One of the primary challenges in Banking and Finance Translation is dealing with specialized terminology.
Navigating the world of Banking and Finance terminologies can be quite challenging. Efforts have been made to standardize financial language and improve transparency in financial reporting, such as the establishment of the International Accounting Standards (IAS) in 1973.
Regardless, financial reporting and translation remain an area of difficulty, even for professional translators and finance companies around the world. A look at the English version of the annual reports of major listed firms reveals many inconsistencies in the use of terms, mainly due to misleading translations.
For example, a study investigates the English translations of the annual reports from 393 listed firms in 11 countries. It looks at how the financial concept loss of value due to damage or changes in circumstances – impairment is translated from different languages into English.
Findings show that most translations did not use the correct term “impairment” to denote this financial concept. Indeed, many translations were misleading.
Particularly, in Carrefour’s 2006 Financial Report, multiple terms are used to denote “impairment” within a single translated document. The Property, Plant and Equipment (PPE) note on page 96 uses “write-down,” the table on page 97 mentions “depreciation,” and the PPE policy note on page 79 simply refers to “loss in value.”

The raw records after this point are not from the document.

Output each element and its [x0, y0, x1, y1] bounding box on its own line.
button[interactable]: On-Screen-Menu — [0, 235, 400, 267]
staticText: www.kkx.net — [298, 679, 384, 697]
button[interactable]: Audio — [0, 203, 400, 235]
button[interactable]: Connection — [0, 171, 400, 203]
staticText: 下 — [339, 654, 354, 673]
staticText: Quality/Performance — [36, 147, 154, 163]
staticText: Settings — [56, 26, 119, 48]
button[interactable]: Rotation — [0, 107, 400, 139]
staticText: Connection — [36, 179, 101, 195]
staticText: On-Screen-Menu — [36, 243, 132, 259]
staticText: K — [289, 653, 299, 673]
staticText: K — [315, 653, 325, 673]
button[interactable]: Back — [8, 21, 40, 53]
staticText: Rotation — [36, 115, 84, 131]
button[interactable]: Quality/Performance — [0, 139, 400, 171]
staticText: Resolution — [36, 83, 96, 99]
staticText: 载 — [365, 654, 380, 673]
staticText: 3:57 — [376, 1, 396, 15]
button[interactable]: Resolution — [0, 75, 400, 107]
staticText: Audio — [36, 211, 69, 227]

At a glance, “impairment” and “depreciation” may be similar in meaning, which is likely the cause of confusion for translators. However, it is important to note they are two separate financial terms that should not be used interchangeably. “Impairment” is measured based on a decline in value but signifies damage as the economic event. On the other hand, “depreciation” is measured considering the eventual expected residual value, with the economic event being the passage of time or gradual wearing out.
This example illustrates the complexities of Banking and Finance terminologies. Translators of financial content should have a deep understanding of financial terminologies in order to distinguish between nuanced financial concepts and use the correct terms to maintain the accuracy and integrity of financial translations.